John Turberville Needham, more commonly known as John Needham, was an English naturalist and Roman Catholic cleric. He was the first clergyman to be elected to the Royal Society of London.
He is also noted for his theory of spontaneous generation and the scientific evidence he had presented to support it.
Born in London on 10 September in 1713, John Turbeville Needham was a Roman Catholic priest. He was one of four children to John Needham, a barrister and Martha Lucas. His father died when John was a child and young John became a Franciscan. John studied at the English College at Douai in northern France from 1722 to 1736. He was ordained in 1738, however he preferred to spend his time as a teacher and tutor.
From 1736 Needham taught at a college in Cambrai, France and in 1740 he moved to England as an assistant master to a Catholic school near at Twyford, Winchester.
He spent a short time teaching in Lisbon in 1744, returning to England in 1745 for health reasons. His microscopic observations of blighted wheat while he was in Twyford and his investigations into the organs of the squid while in Lisbon, were the subjects of his first works.
In 1747 he was elected to the Royal Society of London.
Needham became a tutor to several young catholic men on their “grand tours” from 1751 to 1767 and his travels included France, Switzerland and Italy.
In 1767 he retired to St Gregory’s College in Paris and became director of the Brussels Academy (Académie impériale et royale des Sciences et Belles-Lettres de Bruxelles) in 1773, a position he held until 1780.
Contributions and Achievements:
Needham’s microscopic observations were published in “An Account of some New Microscopical Discoveries” in 1745 and further studies were recorded in detail his work “Observations upon the generation, composition and decomposition of animal and vegetable substances” in 1749.
Needham established from his observations that micro-organisms do not grow from eggs and proposed a theory of spontaneous generation whereby living organisms develop from non-living matter at the microscopic level.

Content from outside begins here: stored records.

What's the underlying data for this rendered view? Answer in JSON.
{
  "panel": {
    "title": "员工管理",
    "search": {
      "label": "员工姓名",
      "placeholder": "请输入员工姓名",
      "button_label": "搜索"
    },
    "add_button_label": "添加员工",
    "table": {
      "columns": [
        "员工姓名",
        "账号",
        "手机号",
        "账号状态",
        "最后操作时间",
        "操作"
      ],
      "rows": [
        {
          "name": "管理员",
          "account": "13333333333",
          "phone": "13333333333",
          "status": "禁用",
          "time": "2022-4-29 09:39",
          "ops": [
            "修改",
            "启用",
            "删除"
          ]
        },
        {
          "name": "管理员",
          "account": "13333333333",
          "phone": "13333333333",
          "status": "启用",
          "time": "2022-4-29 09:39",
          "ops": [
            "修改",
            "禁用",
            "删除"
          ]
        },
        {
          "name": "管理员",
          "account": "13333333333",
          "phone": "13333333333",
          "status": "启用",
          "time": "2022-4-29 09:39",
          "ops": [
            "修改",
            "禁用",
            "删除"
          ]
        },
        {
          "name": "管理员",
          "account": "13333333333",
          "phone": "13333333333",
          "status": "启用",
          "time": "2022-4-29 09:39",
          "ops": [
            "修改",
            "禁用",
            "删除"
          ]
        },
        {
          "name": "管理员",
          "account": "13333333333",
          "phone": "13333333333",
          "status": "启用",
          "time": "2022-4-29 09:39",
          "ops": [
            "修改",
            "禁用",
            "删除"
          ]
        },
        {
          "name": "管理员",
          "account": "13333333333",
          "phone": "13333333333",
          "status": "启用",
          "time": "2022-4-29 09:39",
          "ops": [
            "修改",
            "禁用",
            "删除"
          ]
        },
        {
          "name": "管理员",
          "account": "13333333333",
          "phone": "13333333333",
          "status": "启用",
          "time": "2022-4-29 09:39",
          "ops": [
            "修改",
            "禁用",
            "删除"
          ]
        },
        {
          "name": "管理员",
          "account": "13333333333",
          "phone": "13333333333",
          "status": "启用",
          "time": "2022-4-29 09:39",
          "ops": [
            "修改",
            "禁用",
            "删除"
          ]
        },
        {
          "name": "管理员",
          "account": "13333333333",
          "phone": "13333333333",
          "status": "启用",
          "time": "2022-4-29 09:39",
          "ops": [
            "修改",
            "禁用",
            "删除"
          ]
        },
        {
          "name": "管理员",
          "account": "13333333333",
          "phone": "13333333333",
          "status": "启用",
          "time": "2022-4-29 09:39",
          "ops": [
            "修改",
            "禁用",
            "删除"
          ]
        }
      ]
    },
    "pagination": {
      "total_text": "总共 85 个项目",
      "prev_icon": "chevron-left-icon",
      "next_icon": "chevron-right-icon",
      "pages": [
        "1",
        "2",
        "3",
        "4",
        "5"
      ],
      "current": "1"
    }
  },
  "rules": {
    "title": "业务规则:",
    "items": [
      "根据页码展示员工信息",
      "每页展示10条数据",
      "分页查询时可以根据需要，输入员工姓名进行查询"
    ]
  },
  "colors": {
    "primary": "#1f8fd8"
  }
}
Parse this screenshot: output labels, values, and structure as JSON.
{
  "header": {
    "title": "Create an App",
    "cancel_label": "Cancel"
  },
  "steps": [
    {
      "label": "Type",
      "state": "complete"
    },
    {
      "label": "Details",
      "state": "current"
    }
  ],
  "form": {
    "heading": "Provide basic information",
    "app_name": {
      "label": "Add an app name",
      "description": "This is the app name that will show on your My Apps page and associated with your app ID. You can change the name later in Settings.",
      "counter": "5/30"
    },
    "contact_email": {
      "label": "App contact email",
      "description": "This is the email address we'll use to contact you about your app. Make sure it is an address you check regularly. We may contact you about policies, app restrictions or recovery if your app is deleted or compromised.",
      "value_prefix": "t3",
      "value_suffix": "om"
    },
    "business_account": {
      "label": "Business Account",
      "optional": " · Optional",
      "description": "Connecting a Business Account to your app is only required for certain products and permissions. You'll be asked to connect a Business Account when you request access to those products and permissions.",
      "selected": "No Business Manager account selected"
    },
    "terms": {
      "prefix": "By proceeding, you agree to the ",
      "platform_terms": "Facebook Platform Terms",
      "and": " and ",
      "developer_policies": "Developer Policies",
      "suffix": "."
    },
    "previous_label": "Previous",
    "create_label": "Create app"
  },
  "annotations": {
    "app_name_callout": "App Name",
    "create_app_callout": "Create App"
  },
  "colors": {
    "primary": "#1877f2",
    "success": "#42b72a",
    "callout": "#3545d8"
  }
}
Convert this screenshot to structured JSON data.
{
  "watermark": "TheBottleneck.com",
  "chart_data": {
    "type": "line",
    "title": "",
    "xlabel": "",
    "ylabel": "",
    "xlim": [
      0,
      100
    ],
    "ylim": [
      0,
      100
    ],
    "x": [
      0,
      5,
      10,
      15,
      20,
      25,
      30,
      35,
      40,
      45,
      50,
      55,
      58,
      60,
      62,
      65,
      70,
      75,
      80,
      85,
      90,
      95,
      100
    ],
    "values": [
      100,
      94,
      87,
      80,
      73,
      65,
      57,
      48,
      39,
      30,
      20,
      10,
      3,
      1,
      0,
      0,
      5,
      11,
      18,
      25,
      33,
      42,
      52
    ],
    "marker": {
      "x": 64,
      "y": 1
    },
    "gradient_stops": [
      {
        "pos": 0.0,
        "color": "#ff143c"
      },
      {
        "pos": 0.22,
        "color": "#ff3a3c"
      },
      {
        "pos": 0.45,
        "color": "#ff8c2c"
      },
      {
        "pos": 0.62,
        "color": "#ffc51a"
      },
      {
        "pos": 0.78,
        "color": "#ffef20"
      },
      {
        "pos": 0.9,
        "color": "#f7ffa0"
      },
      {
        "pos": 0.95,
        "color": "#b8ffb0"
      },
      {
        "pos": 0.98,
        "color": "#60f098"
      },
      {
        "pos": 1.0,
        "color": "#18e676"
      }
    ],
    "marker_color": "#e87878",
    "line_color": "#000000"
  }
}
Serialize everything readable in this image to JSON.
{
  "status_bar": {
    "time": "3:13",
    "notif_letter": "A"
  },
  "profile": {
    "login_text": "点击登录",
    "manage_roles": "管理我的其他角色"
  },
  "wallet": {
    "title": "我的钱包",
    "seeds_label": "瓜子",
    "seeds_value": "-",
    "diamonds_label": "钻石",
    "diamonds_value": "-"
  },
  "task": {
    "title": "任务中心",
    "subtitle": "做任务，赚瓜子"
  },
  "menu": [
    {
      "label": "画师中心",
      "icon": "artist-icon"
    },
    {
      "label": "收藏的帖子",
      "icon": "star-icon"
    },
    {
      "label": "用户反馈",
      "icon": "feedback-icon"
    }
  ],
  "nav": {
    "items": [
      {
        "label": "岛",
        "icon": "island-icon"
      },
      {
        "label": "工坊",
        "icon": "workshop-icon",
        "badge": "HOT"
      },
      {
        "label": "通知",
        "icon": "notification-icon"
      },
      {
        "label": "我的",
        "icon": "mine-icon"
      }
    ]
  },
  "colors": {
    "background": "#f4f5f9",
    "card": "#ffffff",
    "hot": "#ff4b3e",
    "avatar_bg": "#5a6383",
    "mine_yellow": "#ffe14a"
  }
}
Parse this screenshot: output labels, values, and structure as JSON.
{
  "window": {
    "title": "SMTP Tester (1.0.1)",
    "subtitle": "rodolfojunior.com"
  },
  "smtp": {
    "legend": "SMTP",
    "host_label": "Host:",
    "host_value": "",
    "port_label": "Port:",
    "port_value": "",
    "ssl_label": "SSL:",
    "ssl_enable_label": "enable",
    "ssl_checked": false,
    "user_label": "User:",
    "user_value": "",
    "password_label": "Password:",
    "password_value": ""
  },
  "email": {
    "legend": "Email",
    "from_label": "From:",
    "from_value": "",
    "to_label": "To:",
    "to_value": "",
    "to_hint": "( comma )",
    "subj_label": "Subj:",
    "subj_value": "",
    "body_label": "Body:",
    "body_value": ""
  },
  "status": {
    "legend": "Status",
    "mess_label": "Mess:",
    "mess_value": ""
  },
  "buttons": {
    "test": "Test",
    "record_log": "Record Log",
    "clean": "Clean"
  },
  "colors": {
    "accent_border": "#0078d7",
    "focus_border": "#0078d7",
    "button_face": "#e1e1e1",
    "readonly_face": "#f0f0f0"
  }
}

He carried out microscopic observations with the comte de Buffon in 1748. Needham later conducted a learned correspondence with naturalist Charles Bonnet and biologist Lazzaro Spallanzani on the issue of generation.
He faced harsh criticism from Voltaire, because he had tried to establish that tiny microscopic animals, or “anguilles” in his own words, can be developed spontaneously by natural forces in a sealed container. Voltaire, who firmly believed in pre-existing germs, thought that Needham’s ideas could possibly create much controversy as they appeared to endorse materialism and atheism.
Needham also made important contributions to botany and explained the mechanics of pollen.
Later Life and Death:
John Needham died on December 30, 1781. He was 68 years old.